Access to magnetometer and potential security & privacy issues

[MTuner]

I would like to share potential privacy issues regarding magnetometer sensors, as an addition to the listed in the current Working Draft.

• Magnetometer measurements can be used to identify running apps or webpages, as the sensor is disturbed by the device's CPU activity [Matyunin et al.]. I am a co-author of this paper.
• Magnetometer measurements can be used to fingerprint the device [J.Zhang et al., B.Perez et al.].

As we discuss in the paper, the Secure context and Limited sampling frequency do limit the attack vectors, but do not prevent the side channel completely. Therefore, we think it is better to ask a user for a permission (to not grant it by default) and/or further decrease the sampling frequency.
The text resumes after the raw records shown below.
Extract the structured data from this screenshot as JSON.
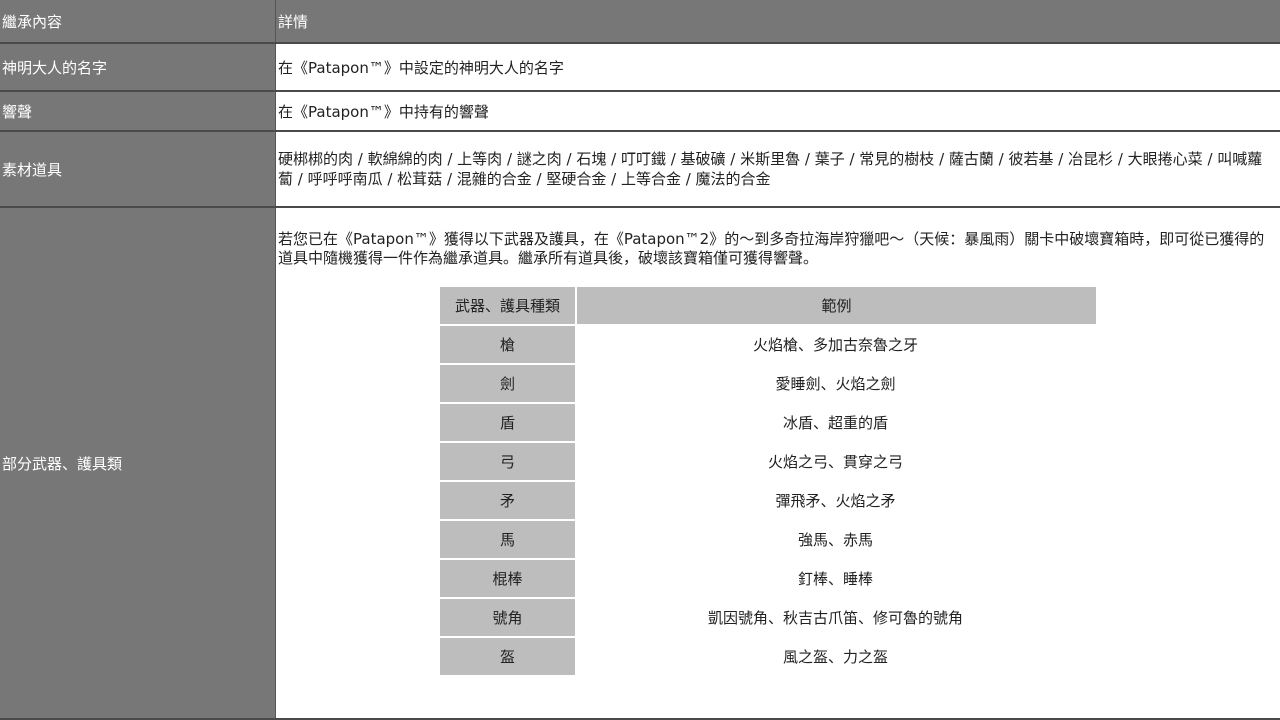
{
  "header": {
    "col1": "繼承內容",
    "col2": "詳情"
  },
  "rows": [
    {
      "label": "神明大人的名字",
      "value": "在《Patapon™》中設定的神明大人的名字"
    },
    {
      "label": "響聲",
      "value": "在《Patapon™》中持有的響聲"
    },
    {
      "label": "素材道具",
      "value": "硬梆梆的肉 / 軟綿綿的肉 / 上等肉 / 謎之肉 / 石塊 / 叮叮鐵 / 基破礦 / 米斯里魯 / 葉子 / 常見的樹枝 / 薩古蘭 / 彼若基 / 冶昆杉 / 大眼捲心菜 / 叫喊蘿蔔 / 呼呼呼南瓜 / 松茸菇 / 混雜的合金 / 堅硬合金 / 上等合金 / 魔法的合金"
    },
    {
      "label": "部分武器、護具類",
      "intro": "若您已在《Patapon™》獲得以下武器及護具，在《Patapon™2》的～到多奇拉海岸狩獵吧～（天候：暴風雨）關卡中破壞寶箱時，即可從已獲得的道具中隨機獲得一件作為繼承道具。繼承所有道具後，破壞該寶箱僅可獲得響聲。"
    }
  ],
  "weapons": {
    "header": {
      "type": "武器、護具種類",
      "example": "範例"
    },
    "items": [
      {
        "type": "槍",
        "example": "火焰槍、多加古奈魯之牙"
      },
      {
        "type": "劍",
        "example": "愛睡劍、火焰之劍"
      },
      {
        "type": "盾",
        "example": "冰盾、超重的盾"
      },
      {
        "type": "弓",
        "example": "火焰之弓、貫穿之弓"
      },
      {
        "type": "矛",
        "example": "彈飛矛、火焰之矛"
      },
      {
        "type": "馬",
        "example": "強馬、赤馬"
      },
      {
        "type": "棍棒",
        "example": "釘棒、睡棒"
      },
      {
        "type": "號角",
        "example": "凱因號角、秋吉古爪笛、修可魯的號角"
      },
      {
        "type": "盔",
        "example": "風之盔、力之盔"
      }
    ]
  }
}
Do you know if there are any plans to release the Magnetometer interface in Chrome or other browsers (without the #enable-generic-sensor-extra-classes flag)?

[reillyeon]

A couple questions about this work:

• Have you published the code necessary to reproduce this work?
• Have you published a proof of concept web page which implements this attack?
• Have you examined whether the AbsoluteOrientationSensor (which utilizes magnetometer data) can also be used for this attack?

[MTuner]

I have created a proof of concept page at https://mtuner.github.io/sc-magnetic-poc. It intentionally produces a very distinct CPU activity pattern while measuring magnetometer using the Sensor API, and shows the recorded values. We have not published the code from the paper yet, it is planned but may take some time.

Regarding the AbsoluteOrientationSensor, we have not investigated it in detail, a quick test similar to the PoC page does not show visually noticeable influence. I would assume that disturbance caused by the CPU is not strong enough to significantly affect a sensor fusion.